1. **Understand the problem:** Children receive phishing/scam messages on Discord.
2. **Start at the end:** Reduce exposure to scam messages by improving detection performance.
3. **Identify resources:** Discord chat history (`discord.csv`) including labels and message features.
4. **Obtain and prepare data:** Use `data_prep.py` to clean and engineer features.
5. **Do the work:** Explore data distributions, relationships, correlations and class balance.
6. **Present minimum viable answer:** Visual patterns + model experiment summary.
7. **Iterate if necessary:** Tune features, sampling strategies, and models.


### Class balance and basic stats

In [None]:
df["label"].value_counts(normalize=True).plot(kind="bar")
plt.title("Class Balance (0 = non-phishing, 1 = phishing)")
plt.xlabel("Label")
plt.ylabel("Proportion")
plt.show()

df.describe()


### Feature distributions

In [None]:
numeric_cols = ["message_length", "word_count", "time_since_join", "has_link", "has_mention", "num_roles"]

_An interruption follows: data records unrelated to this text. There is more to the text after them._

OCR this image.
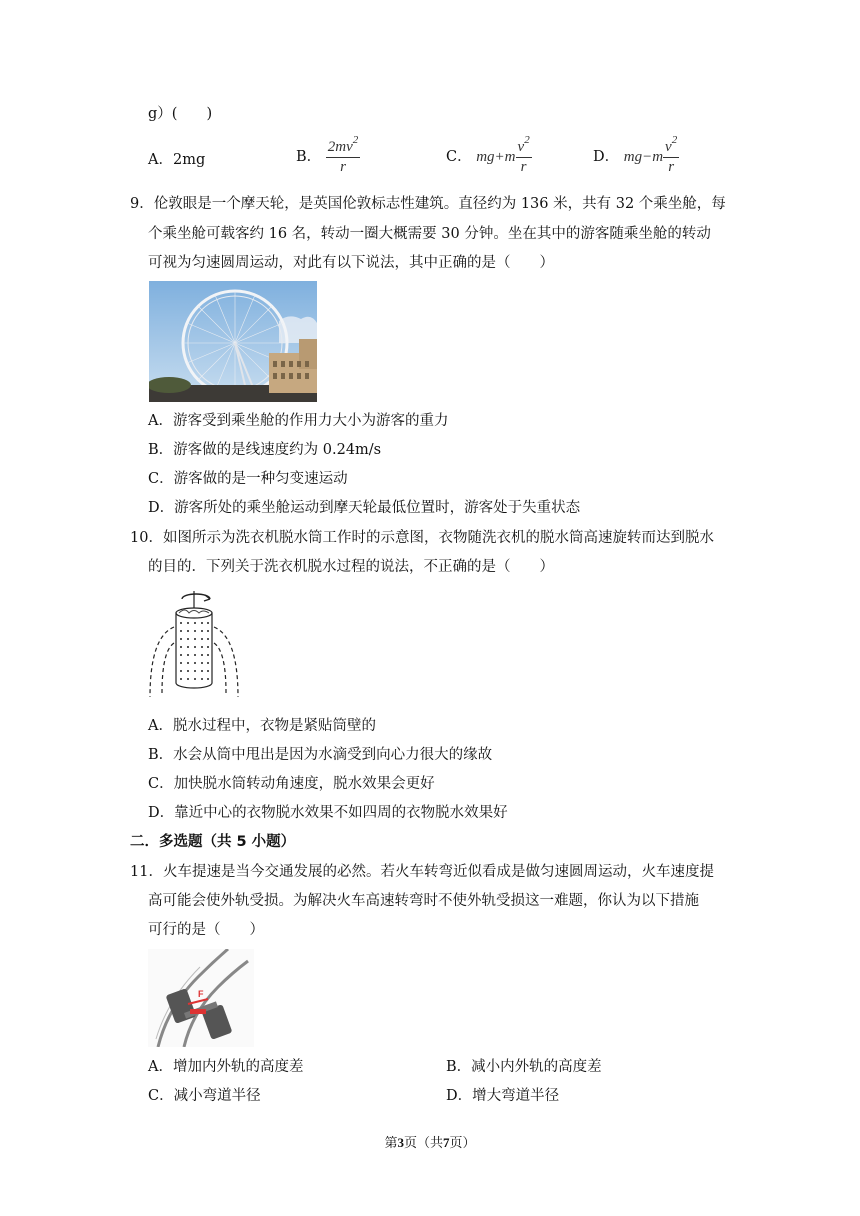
g）(　　)
A．2mg	B． $\frac{2mv^2}{r}$	C． $mg+m \frac{v^2}{r}$	D． $mg-m \frac{v^2}{r}$
9．伦敦眼是一个摩天轮，是英国伦敦标志性建筑。直径约为 136 米，共有 32 个乘坐舱，每
个乘坐舱可载客约 16 名，转动一圈大概需要 30 分钟。坐在其中的游客随乘坐舱的转动
可视为匀速圆周运动，对此有以下说法，其中正确的是（　　）
A．游客受到乘坐舱的作用力大小为游客的重力
B．游客做的是线速度约为 0.24m/s
C．游客做的是一种匀变速运动
D．游客所处的乘坐舱运动到摩天轮最低位置时，游客处于失重状态
10．如图所示为洗衣机脱水筒工作时的示意图，衣物随洗衣机的脱水筒高速旋转而达到脱水
的目的．下列关于洗衣机脱水过程的说法，不正确的是（　　）
A．脱水过程中，衣物是紧贴筒壁的
B．水会从筒中甩出是因为水滴受到向心力很大的缘故
C．加快脱水筒转动角速度，脱水效果会更好
D．靠近中心的衣物脱水效果不如四周的衣物脱水效果好
二．多选题（共 5 小题）
11．火车提速是当今交通发展的必然。若火车转弯近似看成是做匀速圆周运动，火车速度提
高可能会使外轨受损。为解决火车高速转弯时不使外轨受损这一难题，你认为以下措施
可行的是（　　）
F
A．增加内外轨的高度差	B．减小内外轨的高度差
C．减小弯道半径	D．增大弯道半径
第3页（共7页）
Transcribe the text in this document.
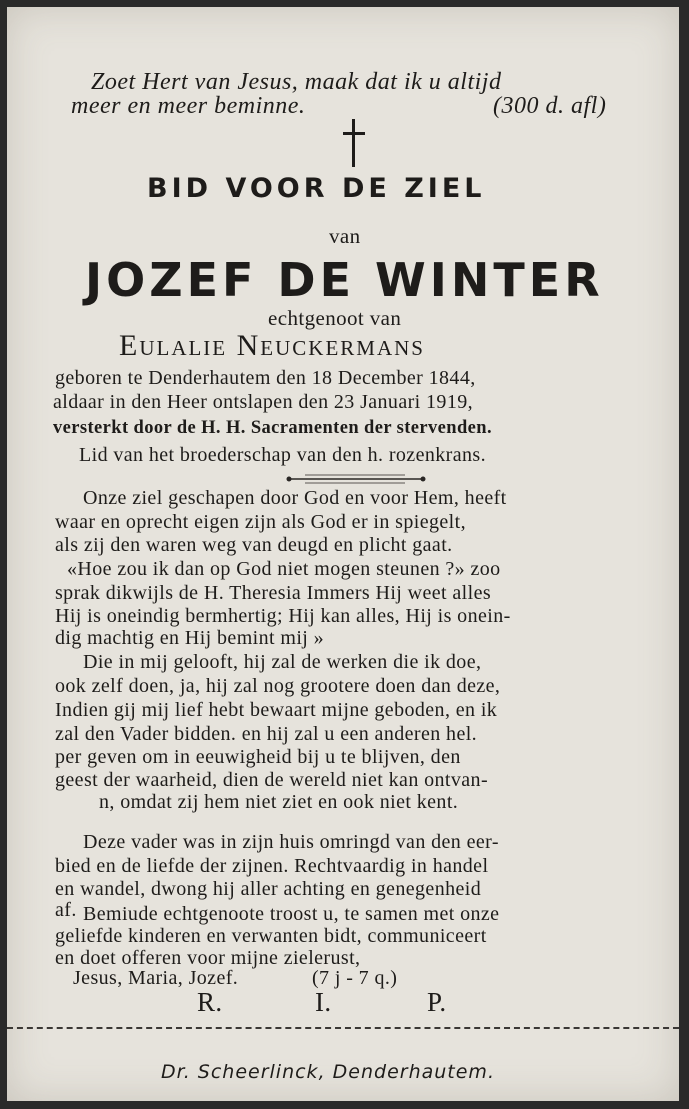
Zoet Hert van Jesus, maak dat ik u altijd
meer en meer beminne.	(300 d. afl)
BID VOOR DE ZIEL
van
JOZEF DE WINTER
echtgenoot van
Eulalie Neuckermans
geboren te Denderhautem den 18 December 1844,
aldaar in den Heer ontslapen den 23 Januari 1919,
versterkt door de H. H. Sacramenten der stervenden.
Lid van het broederschap van den h. rozenkrans.
Onze ziel geschapen door God en voor Hem, heeft
waar en oprecht eigen zijn als God er in spiegelt,
als zij den waren weg van deugd en plicht gaat.
«Hoe zou ik dan op God niet mogen steunen ?» zoo
sprak dikwijls de H. Theresia Immers Hij weet alles
Hij is oneindig bermhertig; Hij kan alles, Hij is onein-
dig machtig en Hij bemint mij »
Die in mij gelooft, hij zal de werken die ik doe,
ook zelf doen, ja, hij zal nog grootere doen dan deze,
Indien gij mij lief hebt bewaart mijne geboden, en ik
zal den Vader bidden. en hij zal u een anderen hel.
per geven om in eeuwigheid bij u te blijven, den
geest der waarheid, dien de wereld niet kan ontvan-
n, omdat zij hem niet ziet en ook niet kent.
Deze vader was in zijn huis omringd van den eer-
bied en de liefde der zijnen. Rechtvaardig in handel
en wandel, dwong hij aller achting en genegenheid
af. Bemiude echtgenoote troost u, te samen met onze
geliefde kinderen en verwanten bidt, communiceert
en doet offeren voor mijne zielerust,
Jesus, Maria, Jozef.	(7 j - 7 q.)
R.	I.	P.
Dr. Scheerlinck, Denderhautem.
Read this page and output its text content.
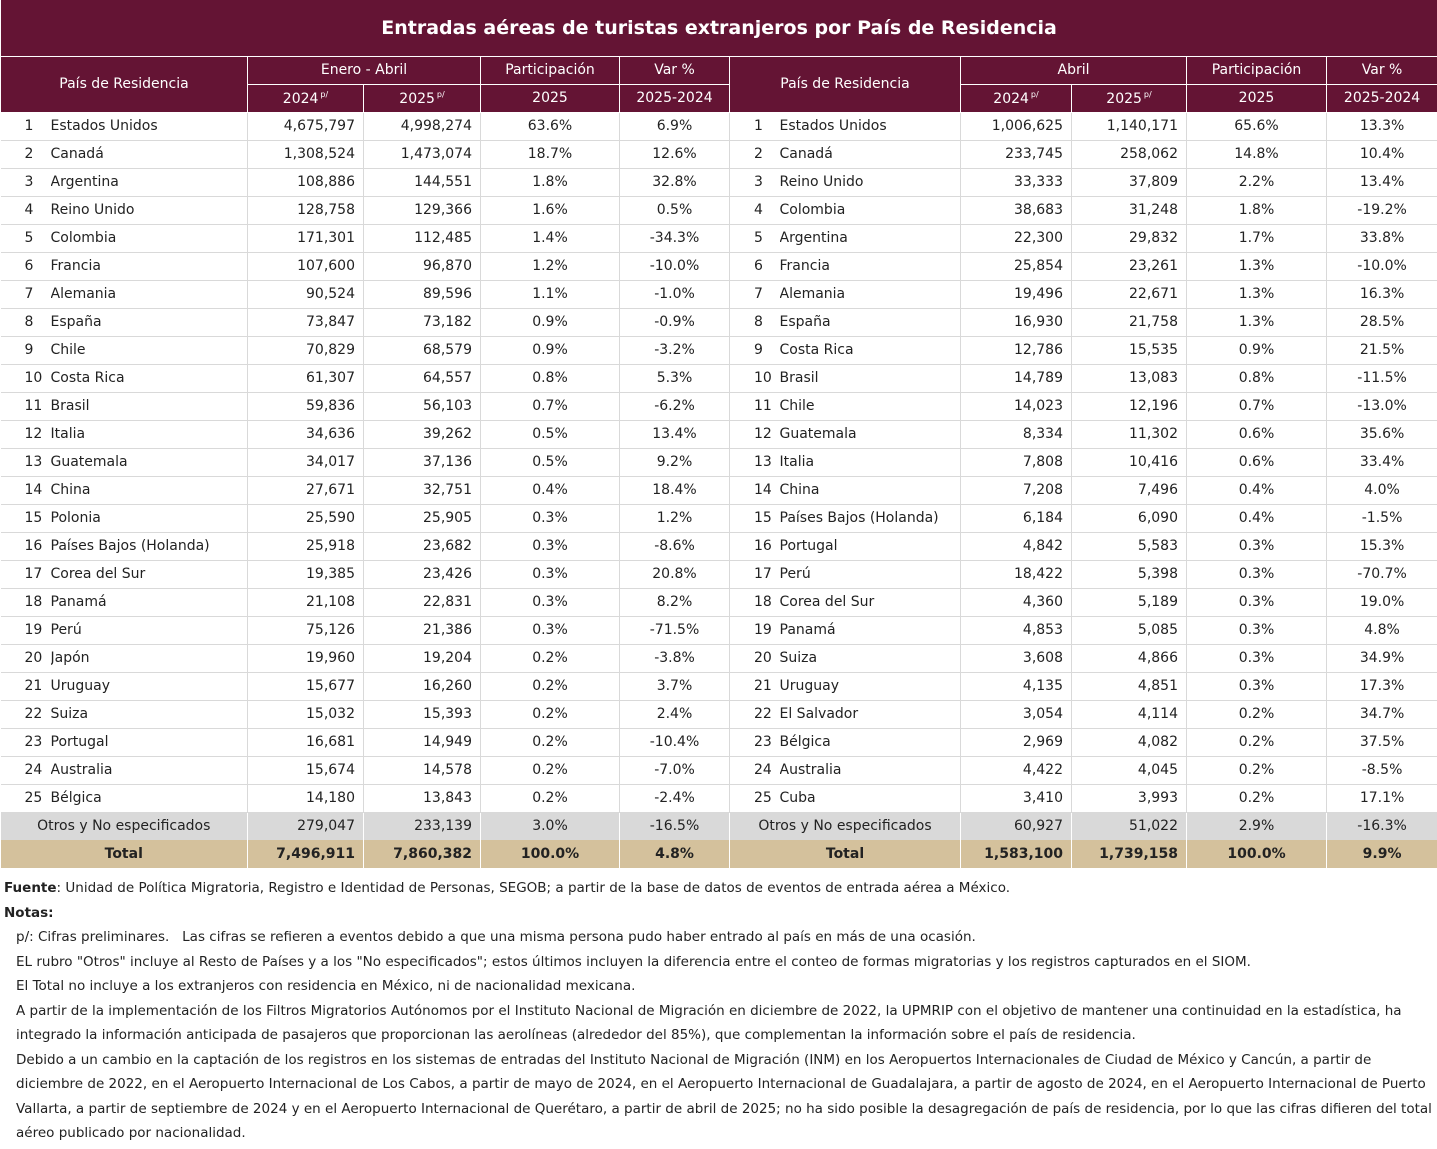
Entradas aéreas de turistas extranjeros por País de Residencia											
País de Residencia		Enero - Abril		Participación	Var %	País de Residencia		Abril		Participación	Var %
		2024 $^{p/}$	2025 $^{p/}$	2025	2025-2024			2024 $^{p/}$	2025 $^{p/}$	2025	2025-2024
1	Estados Unidos	4,675,797	4,998,274	63.6%	6.9%	1	Estados Unidos	1,006,625	1,140,171	65.6%	13.3%
2	Canadá	1,308,524	1,473,074	18.7%	12.6%	2	Canadá	233,745	258,062	14.8%	10.4%
3	Argentina	108,886	144,551	1.8%	32.8%	3	Reino Unido	33,333	37,809	2.2%	13.4%
4	Reino Unido	128,758	129,366	1.6%	0.5%	4	Colombia	38,683	31,248	1.8%	-19.2%
5	Colombia	171,301	112,485	1.4%	-34.3%	5	Argentina	22,300	29,832	1.7%	33.8%
6	Francia	107,600	96,870	1.2%	-10.0%	6	Francia	25,854	23,261	1.3%	-10.0%
7	Alemania	90,524	89,596	1.1%	-1.0%	7	Alemania	19,496	22,671	1.3%	16.3%
8	España	73,847	73,182	0.9%	-0.9%	8	España	16,930	21,758	1.3%	28.5%
9	Chile	70,829	68,579	0.9%	-3.2%	9	Costa Rica	12,786	15,535	0.9%	21.5%
10	Costa Rica	61,307	64,557	0.8%	5.3%	10	Brasil	14,789	13,083	0.8%	-11.5%
11	Brasil	59,836	56,103	0.7%	-6.2%	11	Chile	14,023	12,196	0.7%	-13.0%
12	Italia	34,636	39,262	0.5%	13.4%	12	Guatemala	8,334	11,302	0.6%	35.6%
13	Guatemala	34,017	37,136	0.5%	9.2%	13	Italia	7,808	10,416	0.6%	33.4%
14	China	27,671	32,751	0.4%	18.4%	14	China	7,208	7,496	0.4%	4.0%
15	Polonia	25,590	25,905	0.3%	1.2%	15	Países Bajos (Holanda)	6,184	6,090	0.4%	-1.5%
16	Países Bajos (Holanda)	25,918	23,682	0.3%	-8.6%	16	Portugal	4,842	5,583	0.3%	15.3%
17	Corea del Sur	19,385	23,426	0.3%	20.8%	17	Perú	18,422	5,398	0.3%	-70.7%
18	Panamá	21,108	22,831	0.3%	8.2%	18	Corea del Sur	4,360	5,189	0.3%	19.0%
19	Perú	75,126	21,386	0.3%	-71.5%	19	Panamá	4,853	5,085	0.3%	4.8%
20	Japón	19,960	19,204	0.2%	-3.8%	20	Suiza	3,608	4,866	0.3%	34.9%
21	Uruguay	15,677	16,260	0.2%	3.7%	21	Uruguay	4,135	4,851	0.3%	17.3%
22	Suiza	15,032	15,393	0.2%	2.4%	22	El Salvador	3,054	4,114	0.2%	34.7%
23	Portugal	16,681	14,949	0.2%	-10.4%	23	Bélgica	2,969	4,082	0.2%	37.5%
24	Australia	15,674	14,578	0.2%	-7.0%	24	Australia	4,422	4,045	0.2%	-8.5%
25	Bélgica	14,180	13,843	0.2%	-2.4%	25	Cuba	3,410	3,993	0.2%	17.1%
Otros y No especificados		279,047	233,139	3.0%	-16.5%	Otros y No especificados		60,927	51,022	2.9%	-16.3%
Total		7,496,911	7,860,382	100.0%	4.8%	Total		1,583,100	1,739,158	100.0%	9.9%
Fuente: Unidad de Política Migratoria, Registro e Identidad de Personas, SEGOB; a partir de la base de datos de eventos de entrada aérea a México.
Notas:
p/: Cifras preliminares. Las cifras se refieren a eventos debido a que una misma persona pudo haber entrado al país en más de una ocasión.
EL rubro "Otros" incluye al Resto de Países y a los "No especificados"; estos últimos incluyen la diferencia entre el conteo de formas migratorias y los registros capturados en el SIOM.
El Total no incluye a los extranjeros con residencia en México, ni de nacionalidad mexicana.
A partir de la implementación de los Filtros Migratorios Autónomos por el Instituto Nacional de Migración en diciembre de 2022, la UPMRIP con el objetivo de mantener una continuidad en la estadística, ha integrado la información anticipada de pasajeros que proporcionan las aerolíneas (alrededor del 85%), que complementan la información sobre el país de residencia.
Debido a un cambio en la captación de los registros en los sistemas de entradas del Instituto Nacional de Migración (INM) en los Aeropuertos Internacionales de Ciudad de México y Cancún, a partir de diciembre de 2022, en el Aeropuerto Internacional de Los Cabos, a partir de mayo de 2024, en el Aeropuerto Internacional de Guadalajara, a partir de agosto de 2024, en el Aeropuerto Internacional de Puerto Vallarta, a partir de septiembre de 2024 y en el Aeropuerto Internacional de Querétaro, a partir de abril de 2025; no ha sido posible la desagregación de país de residencia, por lo que las cifras difieren del total aéreo publicado por nacionalidad.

fig, axes = plt.subplots(len(numeric_cols), 1, figsize=(8, 3 * len(numeric_cols)))
for ax, col in zip(axes, numeric_cols):
    sns.histplot(data=df, x=col, hue="label", kde=True, ax=ax, stat="density")
    ax.set_title(f"Distribution of {col} by label")
plt.tight_layout()
plt.show()


### Correlation heatmap

In [None]:
plt.figure(figsize=(10, 6))
corr = df[numeric_cols + ["label"]].corr()
sns.heatmap(corr, annot=True, fmt=".2f")
plt.title("Correlation Heatmap")
plt.show()


### link to experiment results

In [None]:
from pathlib import Path

results_path = project_root / "outputs" / "ab_test_results.csv"
results = pd.read_csv(results_path)
results


### Conclusion

## Experiment Summary & Hypothesis Evaluation

- **Model A** used only numeric features.
- **Model B** used numeric + TF-IDF text features from `msg_content`.
- We compared Accuracy, Precision, Recall, and F1.
- We ran a **t-test** on cross-validated F1 scores:

**Null Hypothesis (H₀):** Model B does not significantly improve F1.  
**Alternative (H₁):** Model B significantly improves F1.

Based on the p-value printed by `experiment_ab_test.py`:

- If `p < 0.05` → Reject H₀ → the additional text features significantly improve phishing detection.
- If `p ≥ 0.05` → Fail to reject H₀ → there is no statistically significant improvement.

These results support the design of a SafePlayAI tool that flags risky Discord messages
using both numeric metadata and message text features.